100 And Counting
Viewers keep tuning in to the TV show Cooking Hawaiian Style, which aired its 100th episode this week. And that’s delicious news for host Lanai Tabura and his many special guests, who willingly share their favorite local-style recipes and the stories behind them.
Lanai Tabura, host of Cooking Hawaiian Style, knows a lot about food. Ask him about any dish and he’ll offer up some kind of fun fact or trace back its lineage.
“Where do you think sushi originates from?” he muses one afternoon.
If you guessed Japan, you’d be wrong. In fact, the dish traces its roots back to Southeast Asia.
“Chinese would take fish and ferment it in rice in barrels, and one day someone took the fish out and there was still fermented rice on it,” he says. “When you ferment rice it turns vinegary. They ate the rice and the fish, and that’s how the vinegar rice came to be.”
And, he continues, shrimp tempura also doesn’t originate from Japan, but instead got its start with the Portuguese, who introduced plantation workers to cooking with oil and batter.
Stories like this abound in Tabura’s arsenal, and it’s all part of his goal to share the stories of what makes Hawai‘i’s culture special. It’s what he does on TV show Cooking Hawaiian Style with the help of some of the islands’ famous faces, who share with viewers their favorite recipes from back in the day.
“Cooking Hawaiian Style was really put together to preserve plantation-style food,” he says. “What your grandmother, what your mother, cooked. What you grew up eating.
“While the goal is to share how these foods came to Hawai‘i, it’s really about how food brings people together.”
Cooking Hawaiian Style celebrated its 100th episode Aug. 13 and featured big-name guests Eli-Mac, Sheldon Simeon and BJ Penn (find his recipe on page 43).
Reaching this milestone is quite a feat, to hear Tabura tell it. Season nine is airing right now, and the team — comprised of Tabura, producers Dawn Kaniaupio and Frank Abraham, and director Ruben Carrillo — will get back to work this fall for season 10, which will air at the end of 2018.
“I don’t think any of us thought we would get to 100,” he says.
The concept started with a simple vision to expand on the website cookinghawaiianstyle.com, which at the time was an aggregator of local recipes owned by Abraham. Tabura partnered with Abraham, a local boy who made his home in LA, and the two decided to launch a Kickstarter campaign to raise funds to shoot pilot episodes centered around local-style recipes.
Early shows featured the likes of Augie T, Radasha Ho‘ohuli and Kimi Werner, all of whom shared favorite fare from when they were growing up.
“We put it on the website and YouTube, and they got like 100,000 hits,” Tabura says.
From there, word spread about the show and Tabura’s involvement.
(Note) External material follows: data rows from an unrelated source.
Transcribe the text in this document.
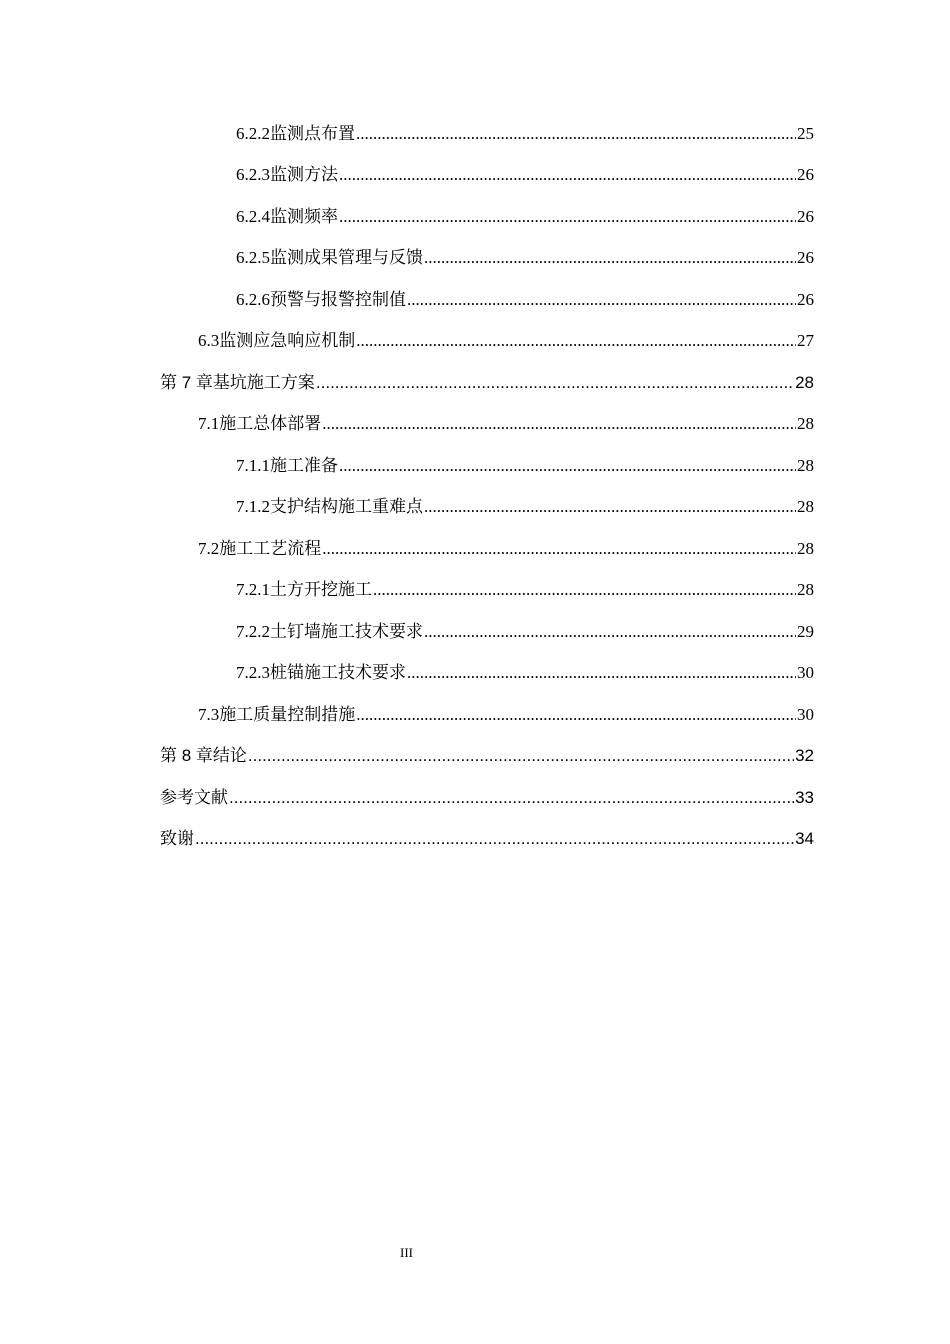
6.2.2 监测点布置 .....	25
6.2.3 监测方法 .....	26
6.2.4 监测频率 .....	26
6.2.5 监测成果管理与反馈 .....	26
6.2.6 预警与报警控制值 .....	26
6.3 监测应急响应机制 .....	27
第 7 章 基坑施工方案 .....	28
7.1 施工总体部署 .....	28
7.1.1 施工准备 .....	28
7.1.2 支护结构施工重难点 .....	28
7.2 施工工艺流程 .....	28
7.2.1 土方开挖施工 .....	28
7.2.2 土钉墙施工技术要求 .....	29
7.2.3 桩锚施工技术要求 .....	30
7.3 施工质量控制措施 .....	30
第 8 章 结论 .....	32
参考文献 .....	33
致谢 .....	34
III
While growing Cooking Hawaiian Style, he also had a hand in a number of food-related shows like Anthony Bourdain: No Reservations, Man vs. Food, Bravo’s Top Chef, and Diners, Drive-Ins and Dives, and also won season four of The Great Food Truck Race with brother Adam and friend Shawn Felipe.
Cooking Hawaiian Style, meanwhile, started partnerships with the likes of Hawaiian Airlines and MidWeek.
“Everything just kind of snowballed,” Tabura says.
In fact, things are continuing their upward trajectory. Coming up for Tabura are guest speaker gigs with Airbnb, Apple and Facebook, and he just returned from hosting a Poke 101 workshop with Pinterest in San Francisco. He’s also been host for popup events along the West Coast, and plans are in the works to turn that into a TV show, as well.
“When your intent is to educate people about aloha through food, only good things can happen to you,” he says.
Sharing in these ways comes naturally for Tabura, who has compiled an impressive knowledge base when it comes to the foods locals love. And, he says, it’s all thanks to the numerous conversations he’s had with people he runs into every day.
“With the older generation, you gather all these stories and it’s pretty amazing,” he says. “I feel like I have so much more to learn.
“Hawaiians never really wrote anything down,” Tabura continues. “Everything was storytelling, and that’s what I’m trying to capture and share, those stories.”
He recalls a recent conversation with an older gentlemen, who stopped him at Rainbow Drive-In to fill Tabura in on some back-in-the-day poke his grandfather used to make. The kupuna relayed that his grandpa used to take him to Waimānalo, where there used to be a lot of lobster, and his family would make lobster-uni poke.
Tabura, for his part, verified the story and paid a visit to Waiāhole Poi Factory, where he spoke with his friend’s grandmother, who shared a similar story about homemade lobster-uni poke made with Hawaiian salt.
It’s narratives like these that Tabura wants to share with the world, and through Cooking Hawaiian Style, he’s making it happen.
The goal for the show now is to get it on more networks and continue spreading the word.
“We’re touching so many people,” Tabura adds. “I have no doubt that the show is going to get bigger and better.”